The room was bathed in the glow of candlelight, and he stalked over to her bed and pulled aside the gauzy curtains that draped the large bed.
Lost in her unhappy musings, Melissa had not heard either the door opening or his approach, and the sudden movement of the bed-curtains startled her. Eyes wide, she stared at him, and then, as the fact that he was naked impinged upon her, her breath caught in her throat.
Dominic was magnificent as he stood before her, not at all perturbed by his state of undress, his gray eyes fixed on the soft flesh that rose and fell beneath the filmy scrap of a garment that Melissa had worn to bed. The garment was of spun silk, ivory in color and trimmed with fine lace; it was both provocative and modest, the translucent material revealing as much as it hid, the full, flowing sleeves and gently rounded neckline giving it a virginal appearance.
Melissa had been sitting on the lavender coverlet, a pile of silken pillows at her back, and Dominic thought he had never seen anything lovelier as she sat there, her legs tucked beneath her, her glorious
hair tumbling about her shoulders, her mouth half parted in surprise. Unable to help himself, he bent over and claimed those half-parted lips, his kiss oddly gentle.
Heart hammering in her chest, Melissa didn't know whether to be pleased or disappointed when he lifted his head a second later. Trying desperately to still the wild excitement that clamored in her veins, she kept her gaze averted from his naked body and asked breathlessly, "What are you doing here?"
It was a stupid question and they both knew it. Melissa could have bitten her tongue when she saw the mocking little smile that quirked at the corners of Dominic's mouth. Looking everywhere but at him, she muttered inanely, "It isn't... it isn't seemly to wander around naked."
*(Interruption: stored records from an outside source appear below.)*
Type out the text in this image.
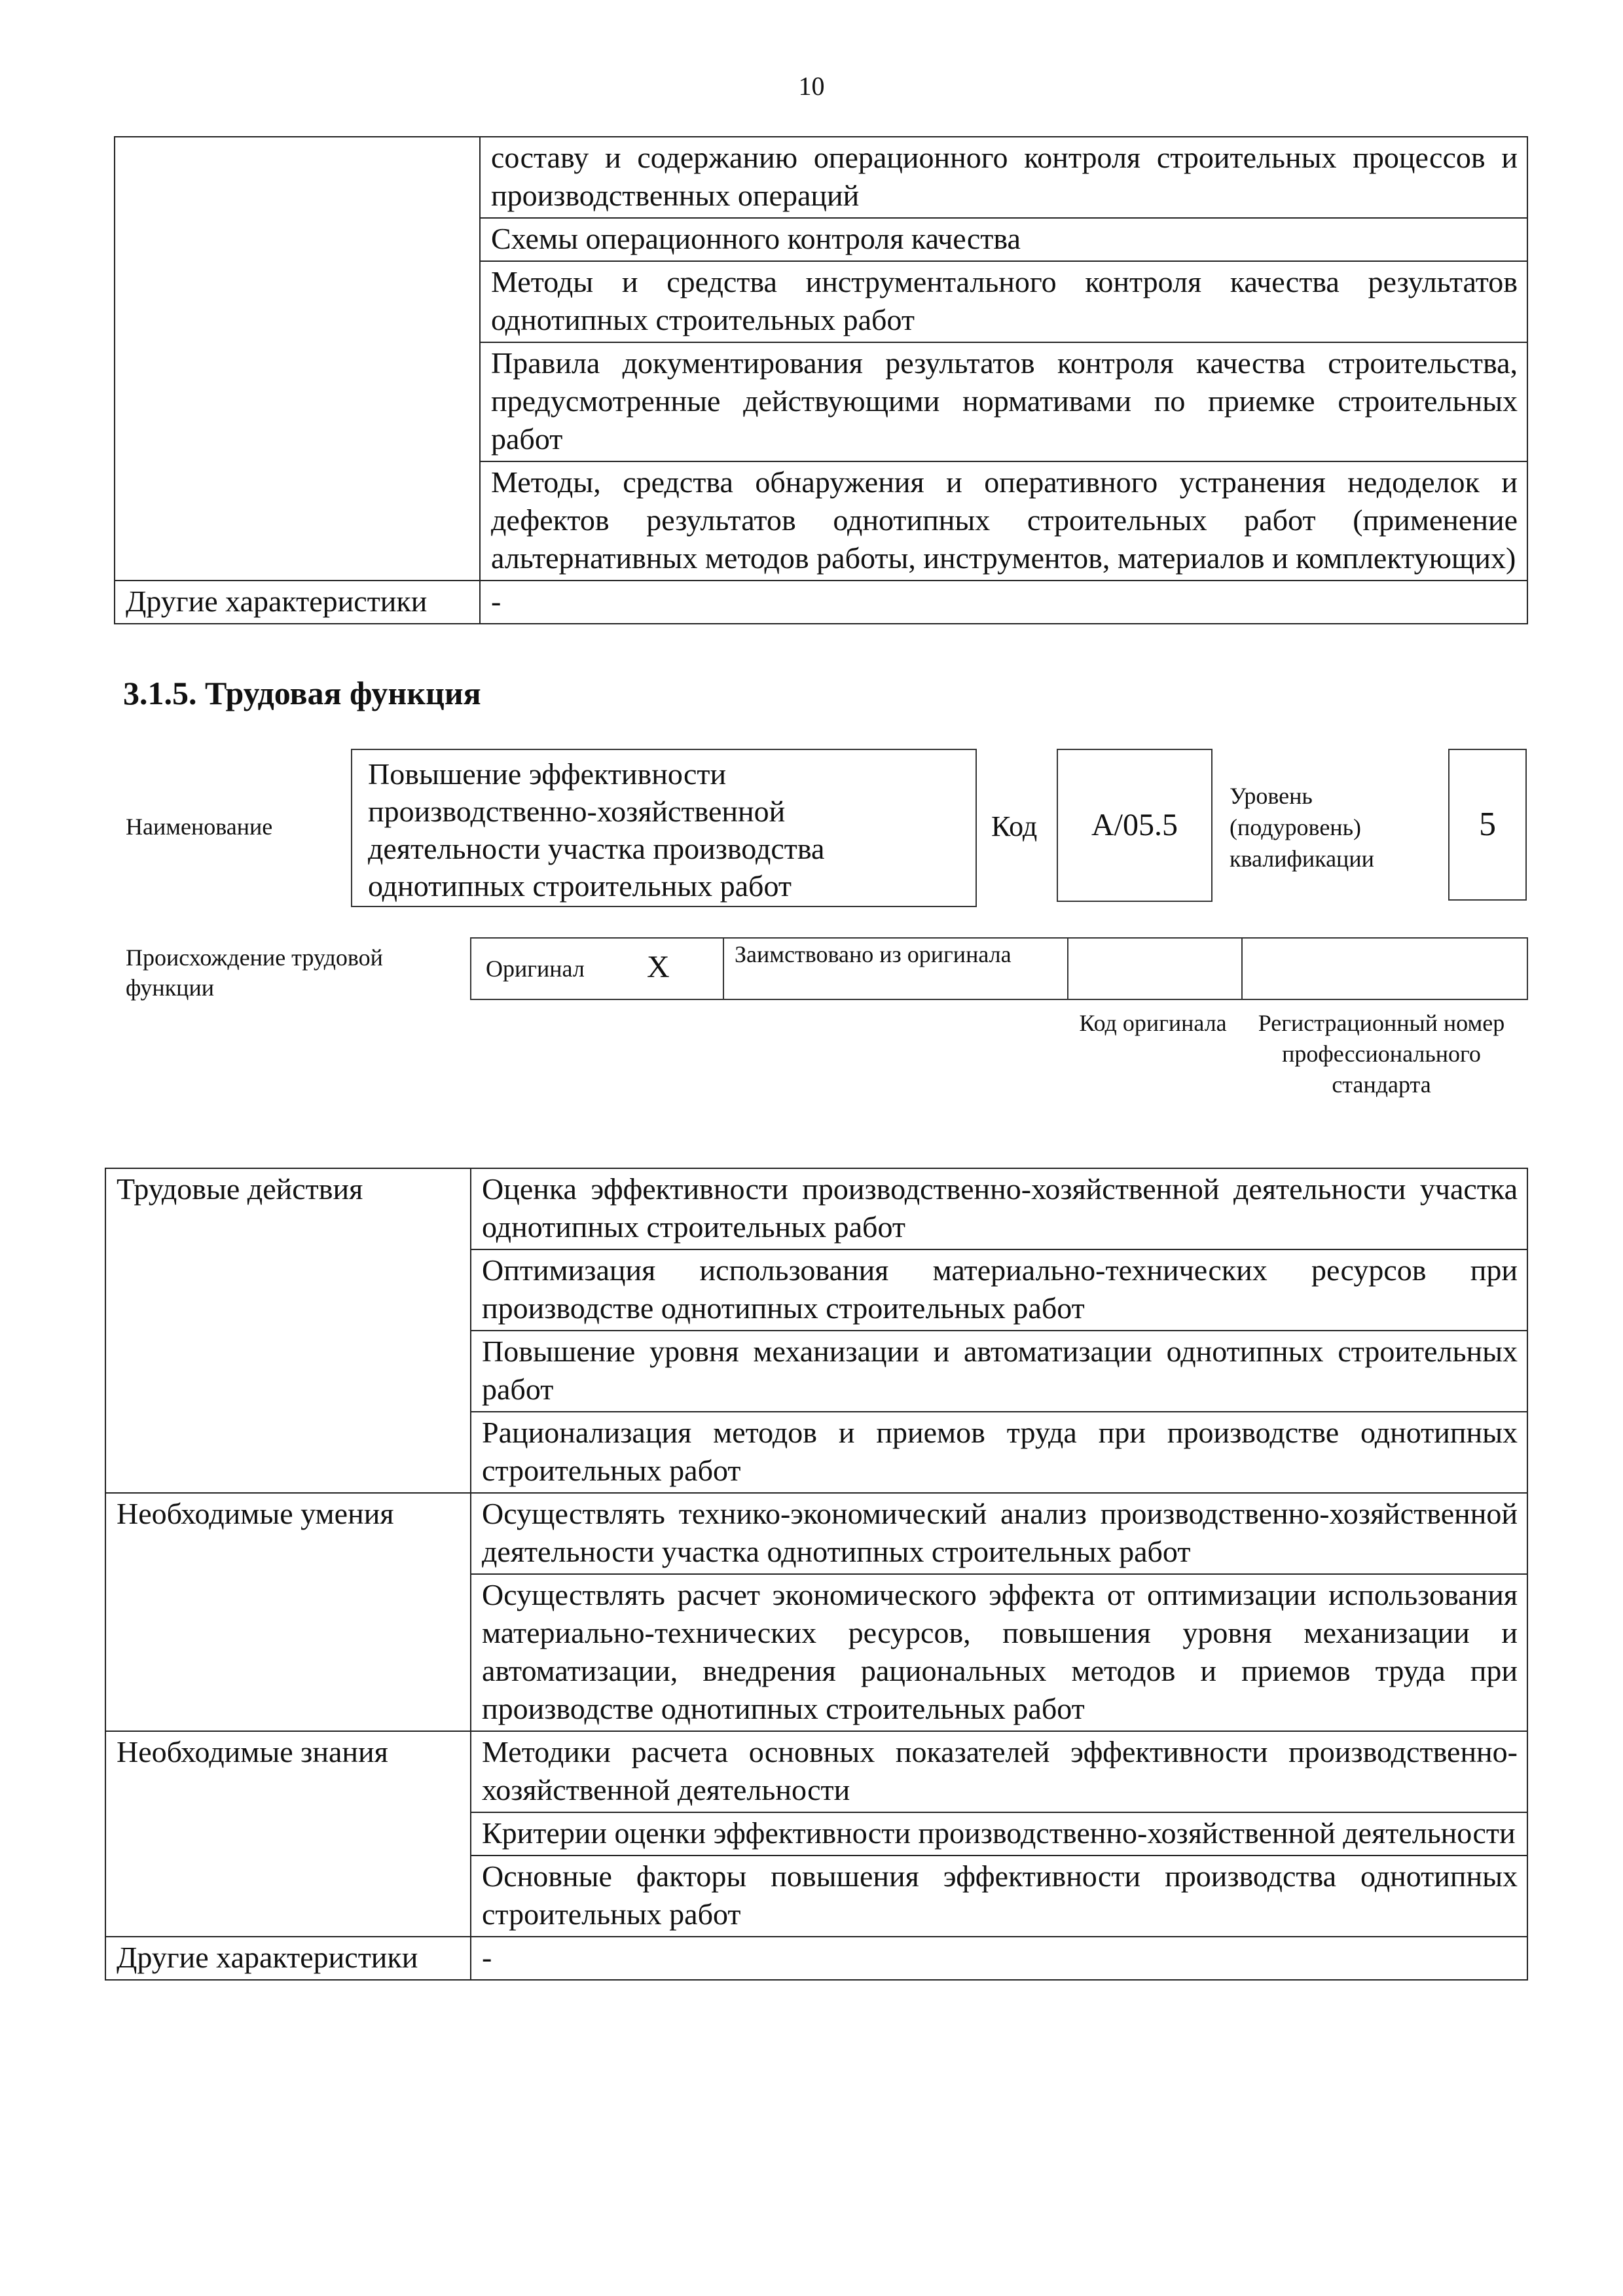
10
	составу и содержанию операционного контроля строительных процессов и производственных операций
	Схемы операционного контроля качества
	Методы и средства инструментального контроля качества результатов однотипных строительных работ
	Правила документирования результатов контроля качества строительства, предусмотренные действующими нормативами по приемке строительных работ
	Методы, средства обнаружения и оперативного устранения недоделок и дефектов результатов однотипных строительных работ (применение альтернативных методов работы, инструментов, материалов и комплектующих)
Другие характеристики	-
3.1.5. Трудовая функция
Наименование
Повышение эффективности производственно-хозяйственной деятельности участка производства однотипных строительных работ
Код	А/05.5
Уровень (подуровень) квалификации
5
Происхождение трудовой функции
Оригинал X	Заимствовано из оригинала
Код оригинала	Регистрационный номер профессионального стандарта
Трудовые действия	Оценка эффективности производственно-хозяйственной деятельности участка однотипных строительных работ
	Оптимизация использования материально-технических ресурсов при производстве однотипных строительных работ
	Повышение уровня механизации и автоматизации однотипных строительных работ
	Рационализация методов и приемов труда при производстве однотипных строительных работ
Необходимые умения	Осуществлять технико-экономический анализ производственно-хозяйственной деятельности участка однотипных строительных работ
	Осуществлять расчет экономического эффекта от оптимизации использования материально-технических ресурсов, повышения уровня механизации и автоматизации, внедрения рациональных методов и приемов труда при производстве однотипных строительных работ
Необходимые знания	Методики расчета основных показателей эффективности производственно-хозяйственной деятельности
	Критерии оценки эффективности производственно-хозяйственной деятельности
	Основные факторы повышения эффективности производства однотипных строительных работ
Другие характеристики	-
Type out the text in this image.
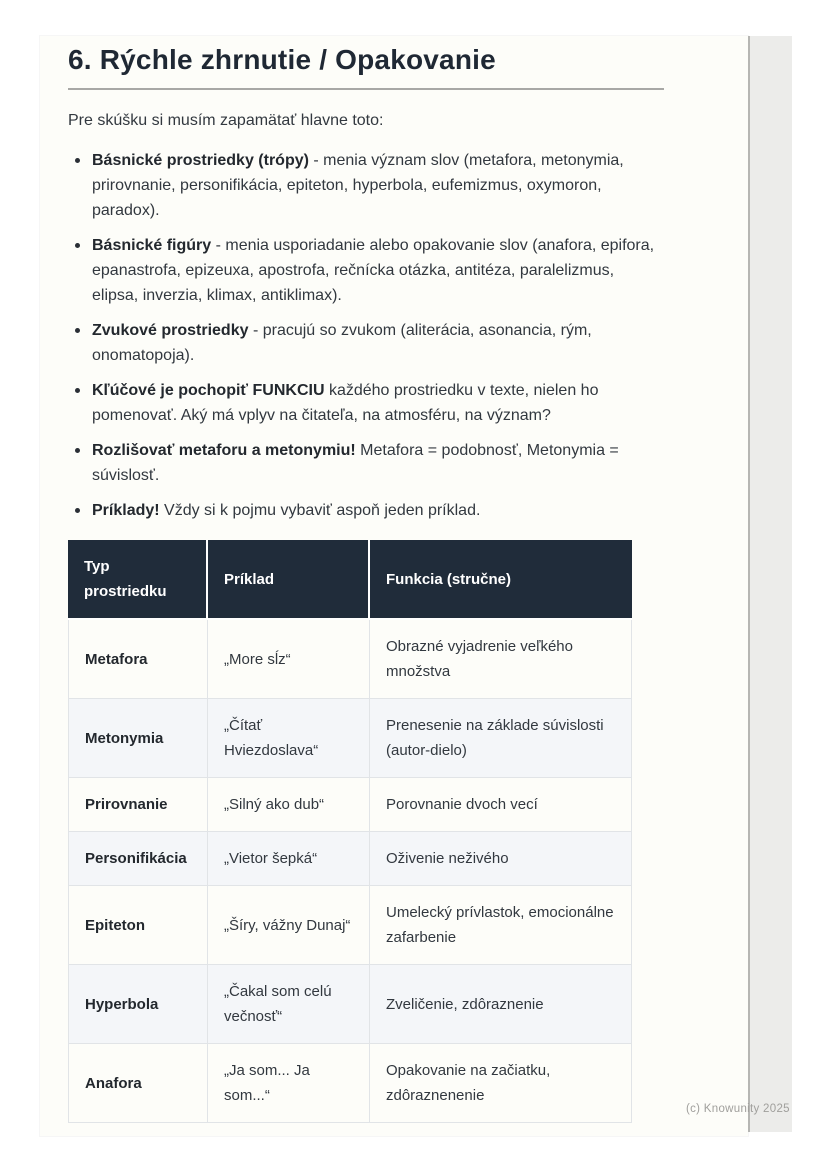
6. Rýchle zhrnutie / Opakovanie

Pre skúšku si musím zapamätať hlavne toto:

Básnické prostriedky (trópy) - menia význam slov (metafora, metonymia, prirovnanie, personifikácia, epiteton, hyperbola, eufemizmus, oxymoron, paradox).
Básnické figúry - menia usporiadanie alebo opakovanie slov (anafora, epifora, epanastrofa, epizeuxa, apostrofa, rečnícka otázka, antitéza, paralelizmus, elipsa, inverzia, klimax, antiklimax).
Zvukové prostriedky - pracujú so zvukom (aliterácia, asonancia, rým, onomatopoja).
Kľúčové je pochopiť FUNKCIU každého prostriedku v texte, nielen ho pomenovať. Aký má vplyv na čitateľa, na atmosféru, na význam?
Rozlišovať metaforu a metonymiu! Metafora = podobnosť, Metonymia = súvislosť.
Príklady! Vždy si k pojmu vybaviť aspoň jeden príklad.
Typ prostriedku	Príklad	Funkcia (stručne)
Metafora	„More sĺz“	Obrazné vyjadrenie veľkého množstva
Metonymia	„Čítať Hviezdoslava“	Prenesenie na základe súvislosti (autor-dielo)
Prirovnanie	„Silný ako dub“	Porovnanie dvoch vecí
Personifikácia	„Vietor šepká“	Oživenie neživého
Epiteton	„Šíry, vážny Dunaj“	Umelecký prívlastok, emocionálne zafarbenie
Hyperbola	„Čakal som celú večnosť“	Zveličenie, zdôraznenie
Anafora	„Ja som... Ja som...“	Opakovanie na začiatku, zdôraznenenie
(c) Knowunity 2025
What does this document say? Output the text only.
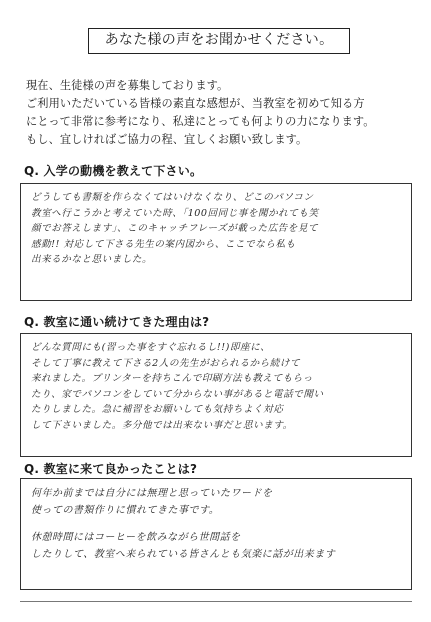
あなた様の声をお聞かせください。
現在、生徒様の声を募集しております。
ご利用いただいている皆様の素直な感想が、当教室を初めて知る方
にとって非常に参考になり、私達にとっても何よりの力になります。
もし、宜しければご協力の程、宜しくお願い致します。
Q. 入学の動機を教えて下さい。
どうしても書類を作らなくてはいけなくなり、どこのパソコン
教室へ行こうかと考えていた時、「100回同じ事を聞かれても笑
顔でお答えします」、このキャッチフレーズが載った広告を見て
感動!! 対応して下さる先生の案内図から、ここでなら私も
出来るかなと思いました。
Q. 教室に通い続けてきた理由は?
どんな質問にも(習った事をすぐ忘れるし!!)即座に、
そして丁寧に教えて下さる2人の先生がおられるから続けて
来れました。プリンターを持ちこんで印刷方法も教えてもらっ
たり、家でパソコンをしていて分からない事があると電話で聞い
たりしました。急に補習をお願いしても気持ちよく対応
して下さいました。多分他では出来ない事だと思います。
Q. 教室に来て良かったことは?
何年か前までは自分には無理と思っていたワードを
使っての書類作りに慣れてきた事です。
休憩時間にはコーヒーを飲みながら世間話を
したりして、教室へ来られている皆さんとも気楽に話が出来ます
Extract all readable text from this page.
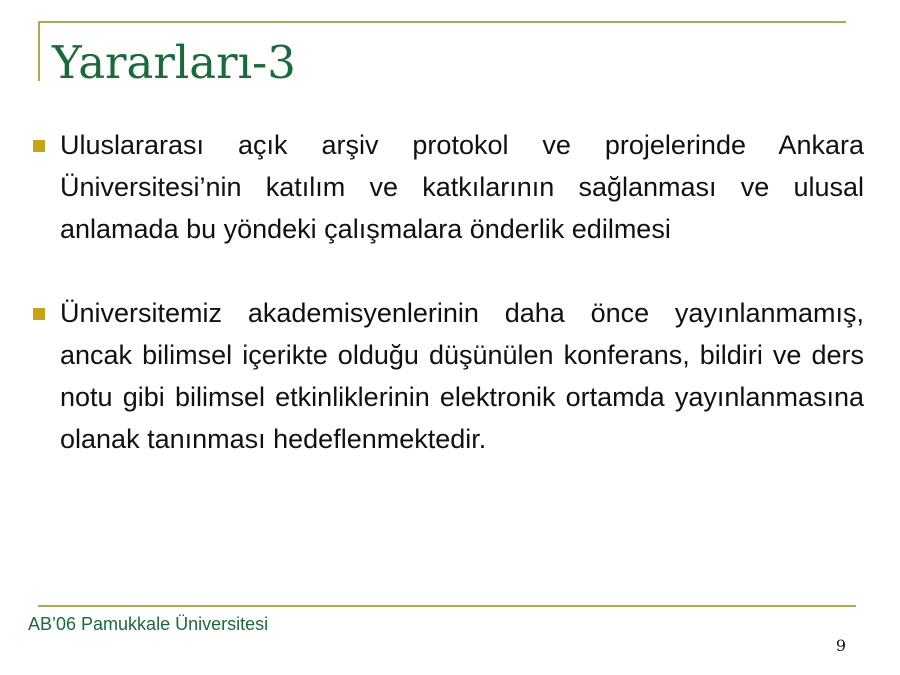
Yararları-3
Uluslararası açık arşiv protokol ve projelerinde Ankara Üniversitesi’nin katılım ve katkılarının sağlanması ve ulusal anlamada bu yöndeki çalışmalara önderlik edilmesi
Üniversitemiz akademisyenlerinin daha önce yayınlanmamış, ancak bilimsel içerikte olduğu düşünülen konferans, bildiri ve ders notu gibi bilimsel etkinliklerinin elektronik ortamda yayınlanmasına olanak tanınması hedeflenmektedir.
AB’06 Pamukkale Üniversitesi
9
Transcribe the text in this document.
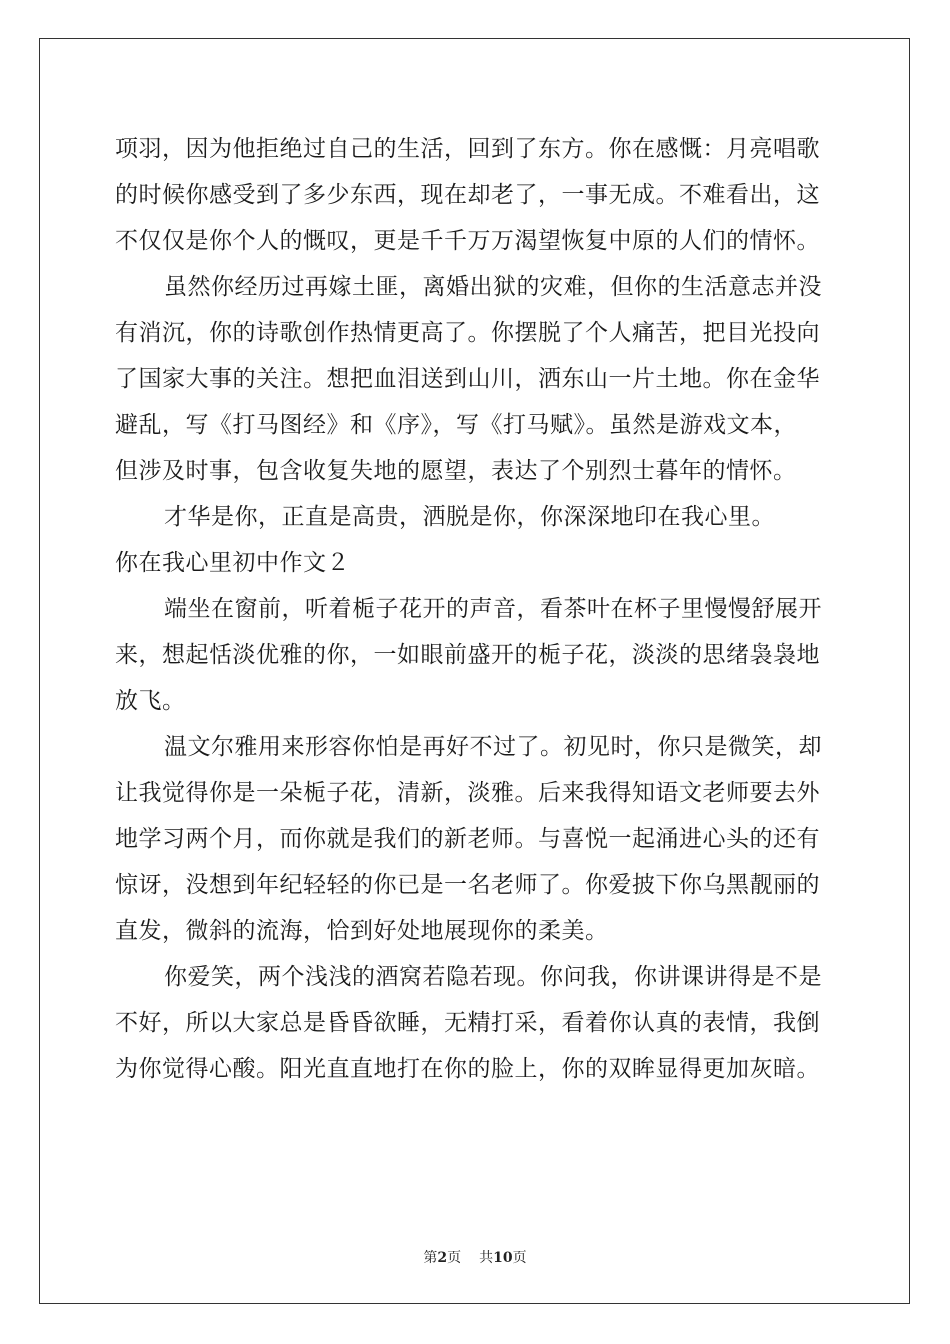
项羽，因为他拒绝过自己的生活，回到了东方。你在感慨：月亮唱歌
的时候你感受到了多少东西，现在却老了，一事无成。不难看出，这
不仅仅是你个人的慨叹，更是千千万万渴望恢复中原的人们的情怀。
虽然你经历过再嫁土匪，离婚出狱的灾难，但你的生活意志并没
有消沉，你的诗歌创作热情更高了。你摆脱了个人痛苦，把目光投向
了国家大事的关注。想把血泪送到山川，洒东山一片土地。你在金华
避乱，写《打马图经》和《序》，写《打马赋》。虽然是游戏文本，
但涉及时事，包含收复失地的愿望，表达了个别烈士暮年的情怀。
才华是你，正直是高贵，洒脱是你，你深深地印在我心里。
你在我心里初中作文２
端坐在窗前，听着栀子花开的声音，看茶叶在杯子里慢慢舒展开
来，想起恬淡优雅的你，一如眼前盛开的栀子花，淡淡的思绪袅袅地
放飞。
温文尔雅用来形容你怕是再好不过了。初见时，你只是微笑，却
让我觉得你是一朵栀子花，清新，淡雅。后来我得知语文老师要去外
地学习两个月，而你就是我们的新老师。与喜悦一起涌进心头的还有
惊讶，没想到年纪轻轻的你已是一名老师了。你爱披下你乌黑靓丽的
直发，微斜的流海，恰到好处地展现你的柔美。
你爱笑，两个浅浅的酒窝若隐若现。你问我，你讲课讲得是不是
不好，所以大家总是昏昏欲睡，无精打采，看着你认真的表情，我倒
为你觉得心酸。阳光直直地打在你的脸上，你的双眸显得更加灰暗。
第2页 共10页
"My body displeases you?" he asked.
"Oh, no! I think it is wonderful!" Melissa said in a rush; then, realizing what she had admitted, she clamped her lips together, a blush staining her cheeks.
Dominic smiled with all the understandable smugness of a man who knows his woman appreciates his physical attributes. His gaze roaming possessively over the soft curves of her body, he murmured, "And I find yours utterly delectable!"
Her eyes clung to his as she tried to gauge the sincerity of his words. The warm expression in his gray eyes made Melissa's pulse jump, but then, recalling that he was a practiced womanizer, she said dully, "Mine and that of any other woman who catches your fancy!"
His hands clamped around her upper arms and he dragged her less than gently up against him. "No," he said harshly. "No other woman but you." His mouth swooped and trapped hers in a demanding kiss, one hand sliding behind her head to hold her captive as he searched her mouth with frank pleasure. "Only you," he muttered when he lifted his lips from hers.
Wanting to believe him, so very weary of fighting him as well as the demands of her own body, Melissa made no attempt to escape from his grasp. Did it really matter that he didn't love her? Once she had foolishly banished him from her bed and she had bitterly regretted it ever since, so why not take what he offered? She wanted him. He was her husband. She loved him; how could she not accept this second chance?